I know that some shader compiler cannot accept such a large loop and will fail to compile the program. I have found some devices with this behavior. The compile time is still reasonable on the device. It just reports a failure and let me disable the effect filter. However, on some other devices, the compilation is successful and the program can be used normally, but the first time of compilation is about 2~3 minutes. After that, the compiler caches the program and give a compile time of 50~100 ms when I create the effect filter again.
Currently I cannot modify my algorithm to remove or shrink the two-dimension loops, but it is also hilarious if I let the user to wait minutes for the first launch. I want to disable the effect filter on those devices. The problem is that I use GLES20.glCompileShader() to compile the shader:
public static int loadShader(final String strSource, final int iType)
{
int[] compiled = new int[1];
int iShader = GLES20.glCreateShader(iType);
GLES20.glShaderSource(iShader, strSource);
GLES20.glCompileShader(iShader);
GLES20.glGetShaderiv(iShader, GLES20.GL_COMPILE_STATUS, compiled, 0);
if (compiled[0] == 0) {
Log.d("Load Shader Failed", "Compilation\n" + GLES20.glGetShaderInfoLog(iShader));
return 0;
}
return iShader;
}
It is a blocking call. I need to wait several minutes before making the decision of disabling filter on such devices.

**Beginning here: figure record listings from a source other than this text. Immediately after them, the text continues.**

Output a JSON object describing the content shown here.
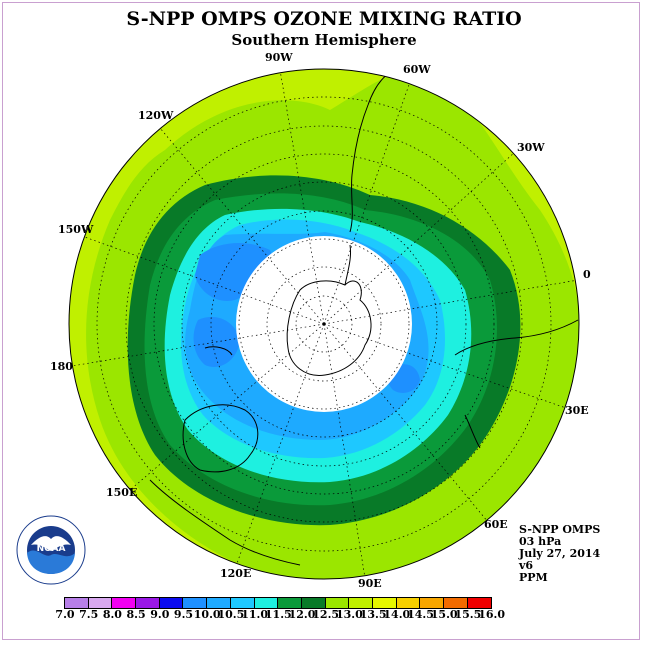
{
  "title": "S-NPP OMPS OZONE MIXING RATIO",
  "subtitle": "Southern Hemisphere",
  "longitude_labels": [
    "90W",
    "60W",
    "30W",
    "0",
    "30E",
    "60E",
    "90E",
    "120E",
    "150E",
    "180",
    "150W",
    "120W"
  ],
  "info": {
    "instrument": "S-NPP OMPS",
    "level": "03 hPa",
    "date": "July 27, 2014",
    "version": "v6",
    "units": "PPM"
  },
  "colorbar": {
    "ticks": [
      "7.0",
      "7.5",
      "8.0",
      "8.5",
      "9.0",
      "9.5",
      "10.0",
      "10.5",
      "11.0",
      "11.5",
      "12.0",
      "12.5",
      "13.0",
      "13.5",
      "14.0",
      "14.5",
      "15.0",
      "15.5",
      "16.0"
    ],
    "colors": [
      "#b77fe8",
      "#d8a8ef",
      "#f200f2",
      "#9a18e6",
      "#0c0cf0",
      "#1e90ff",
      "#1eaaff",
      "#1ec8ff",
      "#1ef0e0",
      "#0a9a3a",
      "#087a28",
      "#9be600",
      "#c0f000",
      "#e6f700",
      "#f7d000",
      "#f7a600",
      "#f26b00",
      "#f00000",
      "#8b5a3c"
    ]
  },
  "logo": {
    "name": "noaa-logo"
  }
}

Is there a way to compile the shader codes asynchronously or in a limited duration? (For example, return fail in 5 seconds if the compliation does not complete yet.)

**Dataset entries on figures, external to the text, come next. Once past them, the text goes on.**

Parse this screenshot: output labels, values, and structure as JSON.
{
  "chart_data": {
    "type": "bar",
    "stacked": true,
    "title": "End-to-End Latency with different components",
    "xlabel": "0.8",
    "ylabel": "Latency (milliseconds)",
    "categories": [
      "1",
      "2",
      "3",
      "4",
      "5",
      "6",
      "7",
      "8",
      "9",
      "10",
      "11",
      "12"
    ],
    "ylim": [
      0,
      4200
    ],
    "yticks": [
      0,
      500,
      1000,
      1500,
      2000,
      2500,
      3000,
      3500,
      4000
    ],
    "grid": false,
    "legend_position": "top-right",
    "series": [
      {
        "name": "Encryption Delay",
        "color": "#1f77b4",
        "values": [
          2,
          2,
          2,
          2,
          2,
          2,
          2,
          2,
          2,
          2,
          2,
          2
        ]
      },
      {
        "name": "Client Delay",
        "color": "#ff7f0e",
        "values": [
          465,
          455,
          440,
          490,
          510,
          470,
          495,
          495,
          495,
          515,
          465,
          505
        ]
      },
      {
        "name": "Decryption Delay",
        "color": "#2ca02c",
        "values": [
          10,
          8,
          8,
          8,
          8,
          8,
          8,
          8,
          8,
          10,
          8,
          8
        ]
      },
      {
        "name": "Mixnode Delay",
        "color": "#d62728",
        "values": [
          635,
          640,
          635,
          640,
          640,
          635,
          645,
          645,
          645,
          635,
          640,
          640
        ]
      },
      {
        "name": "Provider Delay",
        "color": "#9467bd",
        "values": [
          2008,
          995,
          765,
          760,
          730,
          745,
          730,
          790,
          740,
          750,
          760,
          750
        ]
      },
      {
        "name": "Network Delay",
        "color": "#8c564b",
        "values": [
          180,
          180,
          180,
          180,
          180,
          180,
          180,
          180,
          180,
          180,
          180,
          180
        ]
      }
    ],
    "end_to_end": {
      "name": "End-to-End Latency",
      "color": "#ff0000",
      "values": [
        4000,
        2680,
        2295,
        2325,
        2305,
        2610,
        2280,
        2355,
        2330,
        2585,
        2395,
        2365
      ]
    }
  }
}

If glCompileShader() can only be called synchronously, I want to force terminate the thread so it does not block the AP. But it will cause a serious problem. The thread which compiles the shader code is the same as the thread creating the OpenGL context. If I kill the thread while it is blocking, I cannot destroy the OpenGL context appropriately in the same thread.
Is it possible, or safe, to compile the shader codes in a different thread than the one which initializes the OpenGL context? I was told that they should be the same thread, and I want to know if they are able to be different when I really need to do this.